Upcoming Event:
Peter Jan van Leeuwen, Professor, Colorado State University
4 – 5PM
Tuesday Apr 8, 2025
Boyd Lecture Hall, JGB
Many systems in the geosciences are high-dimensional and highly nonlinear. Examples are Hurricane rapid intensification, atmospheric cloud processes, ocean sub-mesoscale circulations and their interaction with the atmosphere, sea-ice dynamics, and subsurface flows. In this talk, I will demonstrate our latest efforts to combine observations and models using nonlinear data assimilation, extract nonlinear causal information from observations of complex geophysical systems, and infer information flows in complex numerical models. And, yes, all high-dimensional. I will explain nonlinear data assimilation using Particle Flow Filters and their application to extreme weather events, including how machine learning is incorporated. Then, we dive into nonlinear causal discovery of cloud processes and their radiative effect on Earth's climate and show how much richer nonlinear causal discovery is from its linear counterpart. This is followed by how we can infer how (Shannon) information flows in complex systems with an application to the atmosphere. I will briefly touch upon the influence of rain layers on the ocean heat budget and new insights into cloud aggregation. Finally, I elaborate on future plans.
Peter Jan van Leeuwen is a professor in the Department of Atmospheric Science at Colorado State University.
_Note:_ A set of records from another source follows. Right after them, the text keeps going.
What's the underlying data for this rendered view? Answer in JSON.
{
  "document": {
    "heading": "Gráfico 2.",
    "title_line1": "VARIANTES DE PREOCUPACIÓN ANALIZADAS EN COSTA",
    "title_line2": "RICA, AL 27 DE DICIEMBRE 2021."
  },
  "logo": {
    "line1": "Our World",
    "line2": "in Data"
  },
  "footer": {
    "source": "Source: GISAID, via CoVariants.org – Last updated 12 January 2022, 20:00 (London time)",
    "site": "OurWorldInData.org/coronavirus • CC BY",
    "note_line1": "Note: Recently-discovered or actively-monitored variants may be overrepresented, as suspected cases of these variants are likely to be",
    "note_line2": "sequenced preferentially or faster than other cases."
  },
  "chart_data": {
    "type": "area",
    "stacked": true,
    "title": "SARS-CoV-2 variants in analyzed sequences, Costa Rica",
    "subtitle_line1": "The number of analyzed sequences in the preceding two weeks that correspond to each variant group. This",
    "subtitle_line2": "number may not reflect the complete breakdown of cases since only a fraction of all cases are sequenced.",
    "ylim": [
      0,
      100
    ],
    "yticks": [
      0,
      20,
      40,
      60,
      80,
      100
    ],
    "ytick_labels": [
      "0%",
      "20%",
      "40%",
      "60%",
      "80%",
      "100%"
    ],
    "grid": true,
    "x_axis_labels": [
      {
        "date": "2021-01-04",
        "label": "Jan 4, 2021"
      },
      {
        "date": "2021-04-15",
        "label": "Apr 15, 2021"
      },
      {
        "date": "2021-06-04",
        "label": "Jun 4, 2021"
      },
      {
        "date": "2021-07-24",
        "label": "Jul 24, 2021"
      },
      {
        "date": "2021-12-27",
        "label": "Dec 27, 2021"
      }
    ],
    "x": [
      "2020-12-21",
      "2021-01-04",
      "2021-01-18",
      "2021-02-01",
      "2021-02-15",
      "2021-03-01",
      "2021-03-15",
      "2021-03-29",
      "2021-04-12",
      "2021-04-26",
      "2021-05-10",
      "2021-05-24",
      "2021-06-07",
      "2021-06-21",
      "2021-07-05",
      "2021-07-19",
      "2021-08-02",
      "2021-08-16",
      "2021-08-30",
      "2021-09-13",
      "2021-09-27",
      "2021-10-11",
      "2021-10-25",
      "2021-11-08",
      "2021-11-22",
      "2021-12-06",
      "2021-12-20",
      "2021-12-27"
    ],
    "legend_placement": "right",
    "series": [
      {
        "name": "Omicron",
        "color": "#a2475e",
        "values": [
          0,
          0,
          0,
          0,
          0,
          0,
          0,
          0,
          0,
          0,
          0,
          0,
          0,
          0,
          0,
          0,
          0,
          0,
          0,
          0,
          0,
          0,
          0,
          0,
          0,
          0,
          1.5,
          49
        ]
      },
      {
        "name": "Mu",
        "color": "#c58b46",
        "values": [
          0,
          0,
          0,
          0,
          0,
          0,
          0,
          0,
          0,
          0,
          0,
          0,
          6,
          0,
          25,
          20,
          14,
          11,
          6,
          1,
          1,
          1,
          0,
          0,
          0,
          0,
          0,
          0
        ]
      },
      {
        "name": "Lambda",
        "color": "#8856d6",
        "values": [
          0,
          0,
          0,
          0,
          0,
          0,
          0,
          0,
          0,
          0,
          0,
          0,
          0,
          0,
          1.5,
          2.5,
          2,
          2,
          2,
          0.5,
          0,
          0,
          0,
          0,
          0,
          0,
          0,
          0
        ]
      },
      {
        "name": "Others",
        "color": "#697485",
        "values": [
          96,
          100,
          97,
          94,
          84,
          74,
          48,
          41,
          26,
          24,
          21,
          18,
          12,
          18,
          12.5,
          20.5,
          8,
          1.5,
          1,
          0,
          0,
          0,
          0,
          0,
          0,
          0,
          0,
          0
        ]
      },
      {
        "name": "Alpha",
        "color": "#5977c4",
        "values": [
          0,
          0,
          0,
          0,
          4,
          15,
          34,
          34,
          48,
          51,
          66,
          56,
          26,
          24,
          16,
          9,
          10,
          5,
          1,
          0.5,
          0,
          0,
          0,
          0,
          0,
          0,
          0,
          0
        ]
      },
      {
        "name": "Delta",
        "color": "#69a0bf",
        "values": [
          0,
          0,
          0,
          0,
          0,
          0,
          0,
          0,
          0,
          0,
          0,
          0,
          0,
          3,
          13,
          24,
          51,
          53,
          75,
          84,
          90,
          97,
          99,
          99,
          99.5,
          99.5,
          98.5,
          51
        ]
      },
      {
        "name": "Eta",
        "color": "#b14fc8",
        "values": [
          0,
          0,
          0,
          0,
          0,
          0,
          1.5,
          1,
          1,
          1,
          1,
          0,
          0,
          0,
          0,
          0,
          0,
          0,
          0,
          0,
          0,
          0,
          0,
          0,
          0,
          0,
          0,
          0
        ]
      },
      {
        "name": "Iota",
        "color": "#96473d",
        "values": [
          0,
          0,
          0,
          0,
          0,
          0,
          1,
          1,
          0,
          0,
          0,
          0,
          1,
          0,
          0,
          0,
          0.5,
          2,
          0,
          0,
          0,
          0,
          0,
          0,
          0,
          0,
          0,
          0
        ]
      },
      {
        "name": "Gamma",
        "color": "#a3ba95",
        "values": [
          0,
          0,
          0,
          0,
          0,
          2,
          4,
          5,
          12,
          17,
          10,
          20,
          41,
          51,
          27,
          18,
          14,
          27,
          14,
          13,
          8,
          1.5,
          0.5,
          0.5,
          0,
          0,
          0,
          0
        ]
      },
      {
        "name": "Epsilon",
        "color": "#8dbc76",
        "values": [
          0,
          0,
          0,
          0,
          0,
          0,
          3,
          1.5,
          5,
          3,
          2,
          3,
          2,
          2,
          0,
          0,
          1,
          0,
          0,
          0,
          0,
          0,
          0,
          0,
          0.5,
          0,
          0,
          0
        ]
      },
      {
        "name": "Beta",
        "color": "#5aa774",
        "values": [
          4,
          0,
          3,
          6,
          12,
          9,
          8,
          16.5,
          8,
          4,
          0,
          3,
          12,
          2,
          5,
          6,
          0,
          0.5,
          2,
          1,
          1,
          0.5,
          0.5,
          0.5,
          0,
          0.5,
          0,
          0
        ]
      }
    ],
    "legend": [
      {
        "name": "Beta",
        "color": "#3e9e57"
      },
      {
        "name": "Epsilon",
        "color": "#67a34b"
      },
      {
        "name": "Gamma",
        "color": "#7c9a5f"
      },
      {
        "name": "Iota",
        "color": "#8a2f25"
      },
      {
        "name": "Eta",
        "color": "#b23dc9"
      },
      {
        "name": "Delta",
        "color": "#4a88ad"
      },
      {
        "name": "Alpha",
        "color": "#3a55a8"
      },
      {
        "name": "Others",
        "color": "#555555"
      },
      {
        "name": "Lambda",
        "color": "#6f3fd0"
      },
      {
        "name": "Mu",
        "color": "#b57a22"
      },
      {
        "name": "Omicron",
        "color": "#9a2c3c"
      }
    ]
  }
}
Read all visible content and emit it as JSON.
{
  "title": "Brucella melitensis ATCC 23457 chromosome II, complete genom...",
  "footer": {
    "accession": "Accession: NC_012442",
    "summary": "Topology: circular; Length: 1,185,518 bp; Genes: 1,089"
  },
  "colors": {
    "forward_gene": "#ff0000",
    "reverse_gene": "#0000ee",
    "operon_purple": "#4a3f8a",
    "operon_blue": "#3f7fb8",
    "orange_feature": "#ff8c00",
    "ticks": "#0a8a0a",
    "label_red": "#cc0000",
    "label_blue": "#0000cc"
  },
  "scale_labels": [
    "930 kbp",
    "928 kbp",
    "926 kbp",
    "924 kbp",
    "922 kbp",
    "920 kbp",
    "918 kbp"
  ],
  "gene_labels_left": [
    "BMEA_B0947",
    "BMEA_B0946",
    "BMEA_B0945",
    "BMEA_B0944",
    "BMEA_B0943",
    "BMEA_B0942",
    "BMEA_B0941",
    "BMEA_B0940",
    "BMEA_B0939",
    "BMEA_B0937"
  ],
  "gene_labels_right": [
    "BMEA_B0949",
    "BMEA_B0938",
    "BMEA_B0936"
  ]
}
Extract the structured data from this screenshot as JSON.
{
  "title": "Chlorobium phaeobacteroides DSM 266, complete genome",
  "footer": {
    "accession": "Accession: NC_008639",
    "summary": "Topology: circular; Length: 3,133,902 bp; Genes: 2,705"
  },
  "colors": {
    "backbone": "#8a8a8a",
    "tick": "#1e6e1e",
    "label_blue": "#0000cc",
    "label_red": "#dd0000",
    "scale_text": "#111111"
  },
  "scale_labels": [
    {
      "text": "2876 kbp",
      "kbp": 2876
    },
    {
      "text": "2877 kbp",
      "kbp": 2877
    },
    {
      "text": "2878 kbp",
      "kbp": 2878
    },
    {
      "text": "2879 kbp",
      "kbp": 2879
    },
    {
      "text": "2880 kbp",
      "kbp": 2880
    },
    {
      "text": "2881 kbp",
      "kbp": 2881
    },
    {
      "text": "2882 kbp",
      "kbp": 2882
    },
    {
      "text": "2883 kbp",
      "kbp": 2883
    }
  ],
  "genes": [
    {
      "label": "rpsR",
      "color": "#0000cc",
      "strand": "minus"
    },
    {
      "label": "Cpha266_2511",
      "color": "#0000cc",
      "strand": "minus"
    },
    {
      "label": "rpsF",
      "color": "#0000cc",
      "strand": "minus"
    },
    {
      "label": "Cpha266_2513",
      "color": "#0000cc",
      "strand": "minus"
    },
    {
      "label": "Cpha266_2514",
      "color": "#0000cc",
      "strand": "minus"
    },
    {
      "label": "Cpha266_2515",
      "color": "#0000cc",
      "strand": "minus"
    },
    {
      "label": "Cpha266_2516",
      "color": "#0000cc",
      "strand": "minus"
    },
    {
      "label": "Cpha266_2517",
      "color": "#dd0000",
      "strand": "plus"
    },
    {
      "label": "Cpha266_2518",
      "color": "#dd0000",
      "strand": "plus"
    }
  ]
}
His research interests focus on the development and use of data assimilation (including machine learning), causality (cause and effect relations), and information theory for better understanding geophysical fluids, with emphasis on the atmosphere, the ocean, and the cryosphere. Application areas include ocean dynamics, air-sea interaction (rain layers, momentum transfer), sea-ice dyamics and prediction, cloud microphysics, aerosol-cloud-precipitation interactions, cloud aggregation, shallow-cumulus initiation, and hurricane dynamics and prediction.